What Happens After the Fabs Arrive

by Stephanie Quinn

For the last several years, Arizona’s semiconductor momentum has largely been measured through expansion announcements, investment totals and construction updates. New fabs. New suppliers. New projects moving into the state are helping Arizona position itself as one of the country’s largest semiconductor hubs. But at the recent SEMI Arizona Chapter Breakfast Forum, the conversation felt different.

The breakfast was hosted at Edwards Vacuum’s Chandler facility, and much of the discussion centered on the less visible parts of the semiconductor industry. Water planning. Long-term power demand. Supplier logistics. Packaging capacity. The kinds of things that become unavoidable once semiconductor manufacturing moves beyond construction and into long-term production planning.

For years, much of Arizona’s semiconductor conversation centered on attraction. Could the state land fabs? Could it compete with Texas, Oregon or overseas manufacturing regions? Those questions have changed because Arizona no longer has to prove it can attract semiconductor manufacturing. It already has and at a scale few states can match.

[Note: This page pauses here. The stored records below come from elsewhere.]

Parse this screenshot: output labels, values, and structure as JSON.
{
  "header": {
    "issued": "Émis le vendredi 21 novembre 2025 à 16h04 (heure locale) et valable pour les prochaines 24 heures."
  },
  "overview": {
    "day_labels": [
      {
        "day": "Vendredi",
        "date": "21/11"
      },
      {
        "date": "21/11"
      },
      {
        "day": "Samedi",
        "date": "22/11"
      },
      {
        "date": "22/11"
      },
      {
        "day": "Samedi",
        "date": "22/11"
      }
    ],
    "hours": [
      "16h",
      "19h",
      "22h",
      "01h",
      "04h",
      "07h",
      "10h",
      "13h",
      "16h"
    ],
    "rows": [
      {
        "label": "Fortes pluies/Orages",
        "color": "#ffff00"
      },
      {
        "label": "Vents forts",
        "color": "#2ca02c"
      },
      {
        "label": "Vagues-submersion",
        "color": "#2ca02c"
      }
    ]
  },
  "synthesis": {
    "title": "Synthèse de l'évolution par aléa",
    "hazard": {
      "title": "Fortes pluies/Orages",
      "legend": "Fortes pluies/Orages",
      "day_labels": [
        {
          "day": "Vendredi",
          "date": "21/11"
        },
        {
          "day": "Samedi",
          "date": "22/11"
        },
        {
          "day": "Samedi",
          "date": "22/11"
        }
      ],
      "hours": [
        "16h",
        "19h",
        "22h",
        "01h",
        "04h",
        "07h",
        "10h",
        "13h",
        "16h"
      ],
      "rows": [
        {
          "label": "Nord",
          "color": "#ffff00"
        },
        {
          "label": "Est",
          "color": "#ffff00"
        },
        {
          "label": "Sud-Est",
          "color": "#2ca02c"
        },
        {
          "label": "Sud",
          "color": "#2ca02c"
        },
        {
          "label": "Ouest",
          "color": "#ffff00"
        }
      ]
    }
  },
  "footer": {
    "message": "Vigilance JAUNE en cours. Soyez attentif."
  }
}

What happens after the fabs arrive?

The discussion throughout the morning was not centered on whether Arizona has enough water or power today. Much of it focused on how the state continues planning for growth already underway. Chandler Mayor Kevin Hartke noted that more than 320 semiconductor supply chain companies already operate in the region. He also pointed to the fact that Chandler has decades of infrastructure planning and water recycling investments that positioned the city for advanced manufacturing long before the current semiconductor surge.

Winning fabs brought the industry here. Keeping all of it running over the next decade is a different challenge entirely.

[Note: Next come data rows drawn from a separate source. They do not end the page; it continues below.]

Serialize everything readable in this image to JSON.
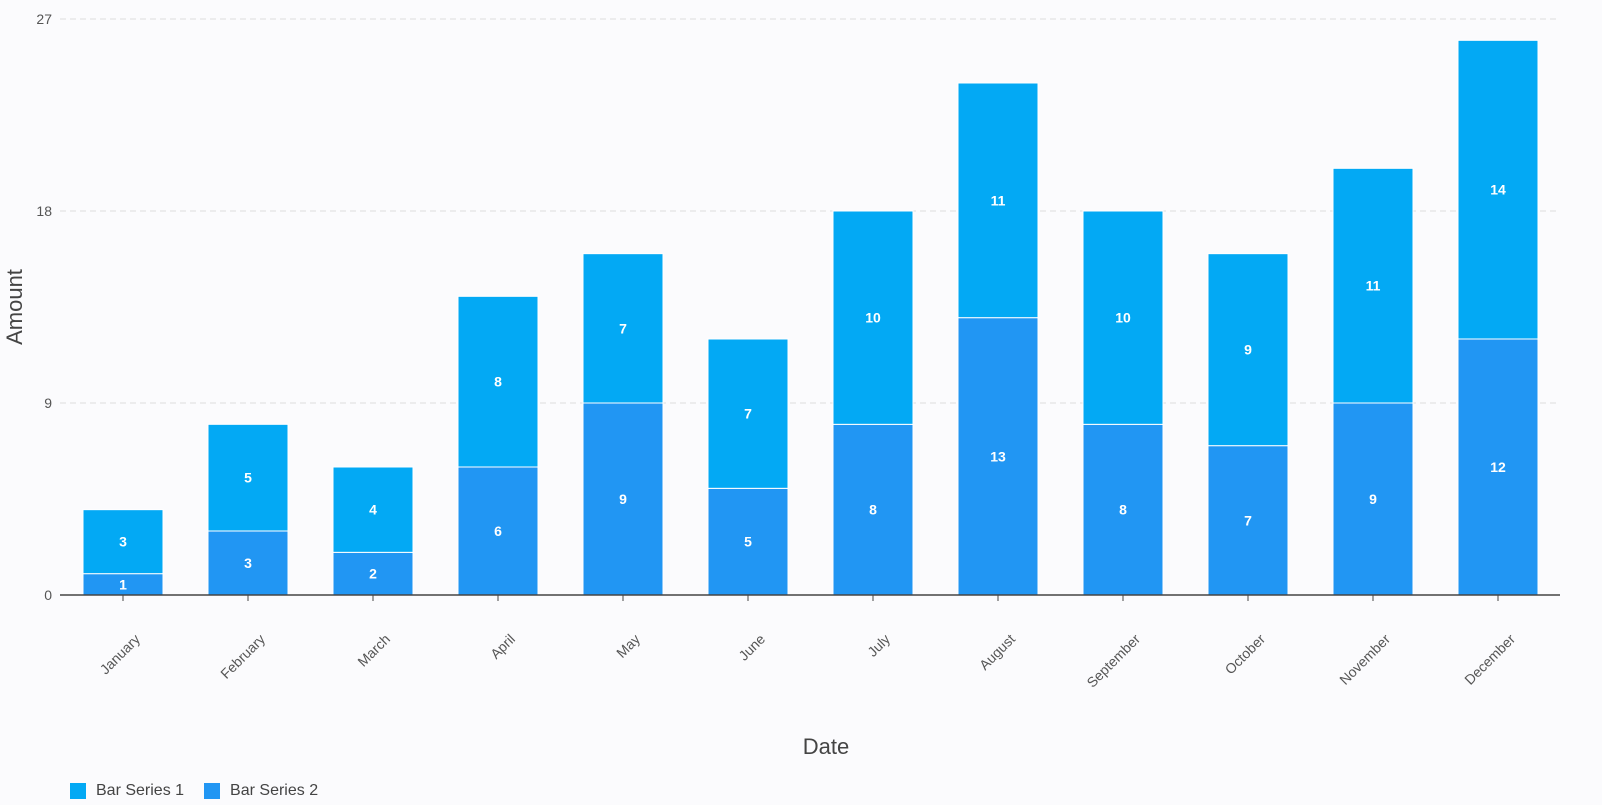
{
  "chart_data": {
    "type": "bar",
    "stacked": true,
    "categories": [
      "January",
      "February",
      "March",
      "April",
      "May",
      "June",
      "July",
      "August",
      "September",
      "October",
      "November",
      "December"
    ],
    "series": [
      {
        "name": "Bar Series 2",
        "color": "#2196f3",
        "values": [
          1,
          3,
          2,
          6,
          9,
          5,
          8,
          13,
          8,
          7,
          9,
          12
        ]
      },
      {
        "name": "Bar Series 1",
        "color": "#03a9f4",
        "values": [
          3,
          5,
          4,
          8,
          7,
          7,
          10,
          11,
          10,
          9,
          11,
          14
        ]
      }
    ],
    "legend_order": [
      "Bar Series 1",
      "Bar Series 2"
    ],
    "xlabel": "Date",
    "ylabel": "Amount",
    "ylim": [
      0,
      27
    ],
    "yticks": [
      0,
      9,
      18,
      27
    ],
    "grid": true,
    "legend_position": "bottom-left"
  }
}
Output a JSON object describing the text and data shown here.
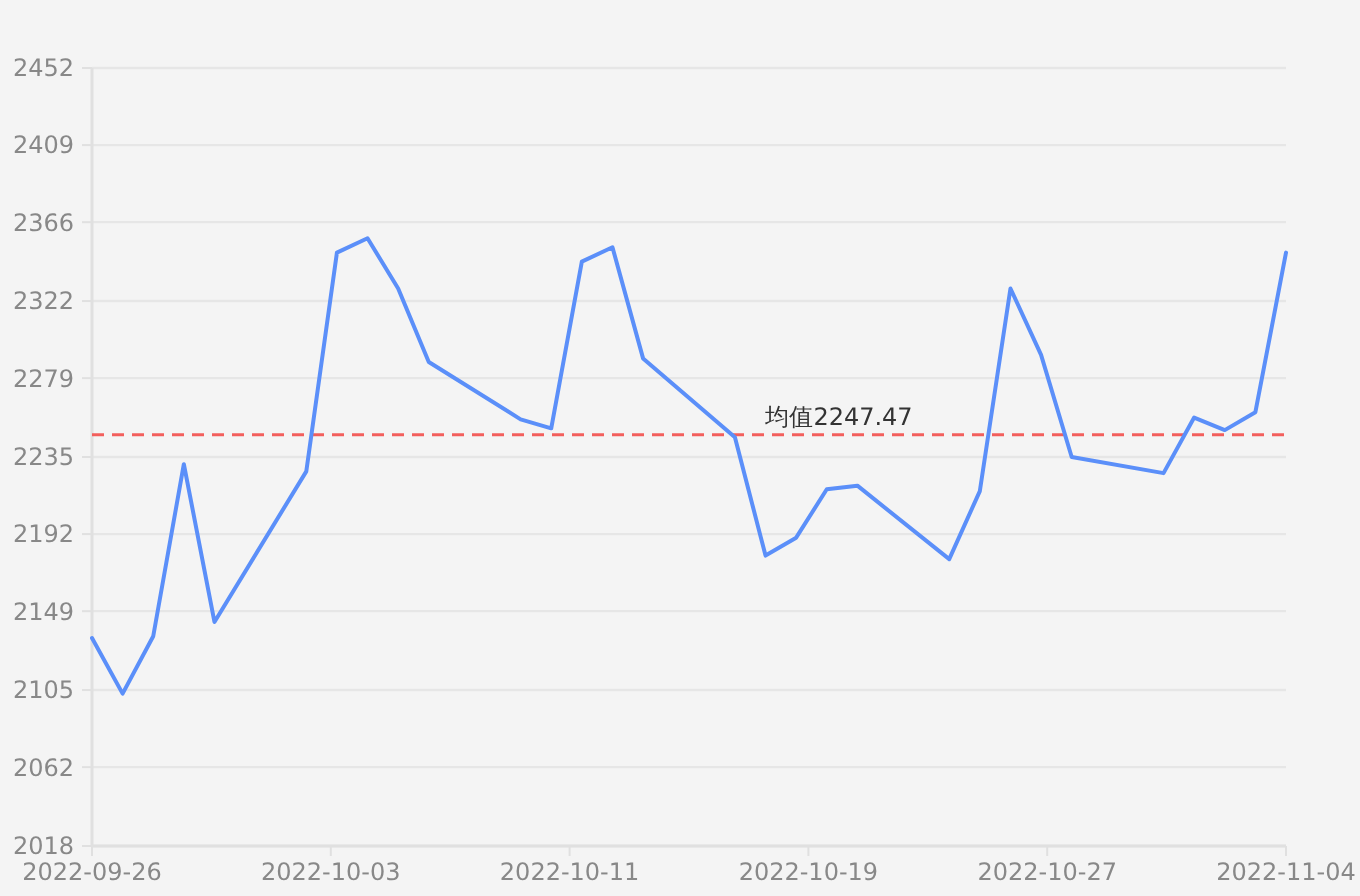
{
  "chart_data": {
    "type": "line",
    "x": [
      "2022-09-26",
      "2022-09-27",
      "2022-09-28",
      "2022-09-29",
      "2022-09-30",
      "2022-10-03",
      "2022-10-04",
      "2022-10-05",
      "2022-10-06",
      "2022-10-07",
      "2022-10-10",
      "2022-10-11",
      "2022-10-12",
      "2022-10-13",
      "2022-10-14",
      "2022-10-17",
      "2022-10-18",
      "2022-10-19",
      "2022-10-20",
      "2022-10-21",
      "2022-10-24",
      "2022-10-25",
      "2022-10-26",
      "2022-10-27",
      "2022-10-28",
      "2022-10-31",
      "2022-11-01",
      "2022-11-02",
      "2022-11-03",
      "2022-11-04"
    ],
    "series": [
      {
        "color": "#5b8ff9",
        "values": [
          2134,
          2103,
          2135,
          2231,
          2143,
          2227,
          2349,
          2357,
          2329,
          2288,
          2256,
          2251,
          2344,
          2352,
          2290,
          2246,
          2180,
          2190,
          2217,
          2219,
          2178,
          2216,
          2329,
          2292,
          2235,
          2226,
          2257,
          2250,
          2260,
          2349
        ]
      }
    ],
    "xlim": [
      "2022-09-26",
      "2022-11-04"
    ],
    "xticks": [
      {
        "value": "2022-09-26",
        "label": "2022-09-26"
      },
      {
        "value": "2022-10-03T19:12",
        "label": "2022-10-03"
      },
      {
        "value": "2022-10-11T14:24",
        "label": "2022-10-11"
      },
      {
        "value": "2022-10-19T09:36",
        "label": "2022-10-19"
      },
      {
        "value": "2022-10-27T04:48",
        "label": "2022-10-27"
      },
      {
        "value": "2022-11-04",
        "label": "2022-11-04"
      }
    ],
    "ylim": [
      2018,
      2452
    ],
    "yticks": [
      2018,
      2062,
      2105,
      2149,
      2192,
      2235,
      2279,
      2322,
      2366,
      2409,
      2452
    ],
    "grid": "y",
    "ref_lines": [
      {
        "axis": "y",
        "value": 2247.47,
        "label": "均值2247.47",
        "color": "#f25f5c",
        "line_style": "dashed"
      }
    ]
  }
}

Planning was the main theme that emerged throughout the breakfast discussions. APS discussed long-term power planning tied to semiconductor growth. Water remained part of the conversation, though not in the way Arizona is often portrayed nationally. Kathryn Sorensen, Ph.D., director of research and professor of practice at ASU’s Kyl Center for Water Policy, spoke plainly about the stress on the Colorado River and the need for careful long-term water planning. She also put semiconductor water use into context, noting that large industrial users are part of the conversation, but not the state’s largest water users. The discussion was less about whether Arizona can support semiconductor manufacturing today and more about how infrastructure, recycling and resource planning keep pace as fabs, suppliers and packaging operations expand. Schneider Electric focused on supply chain resilience and what it takes to keep manufacturing moving when suppliers, materials and production timelines are increasingly interconnected.

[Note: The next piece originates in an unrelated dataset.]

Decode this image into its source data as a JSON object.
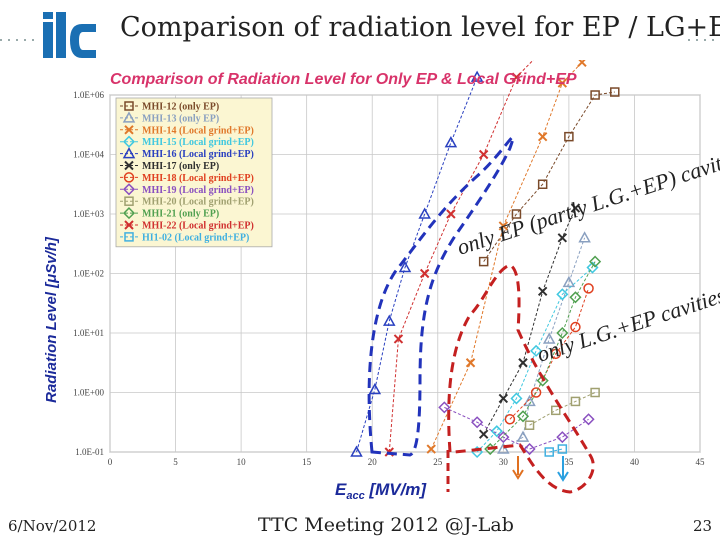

The industry leaders at the breakfast repeatedly returned to the idea of proximity. Keeping suppliers closer to manufacturing facilities. Expanding packaging and research capabilities locally. Building stronger coordination between universities, utilities providers, manufacturers and logistics operations already tied to semiconductor production.

Suppliers continue opening operations near semiconductor facilities in Chandler and north Phoenix. Universities are expanding semiconductor research, packaging and microelectronics programs. Workforce discussions are moving beyond engineering roles and into technical operations, facilities management and infrastructure support positions needed to keep these sites operating continuously. Housing and mixed-use developments tied to semiconductor growth are also beginning to take shape near major manufacturing corridors, including projects like Halo Vista in north Phoenix.

The discussions looked less like recruitment pitches and more like long-range planning conversations. Speakers focused heavily on what Arizona still needs to build around the semiconductor industry, not simply how to attract more of it.

“Growth at this scale requires stronger collaboration, faster knowledge sharing, and the ability to solve challenges together,” Edwards Vacuum General Manager Lee Short said during the forum.

By the end of the morning, the conversation was no longer centered on whether Arizona can attract semiconductor manufacturing. The room was focused on what still needs to be built around it.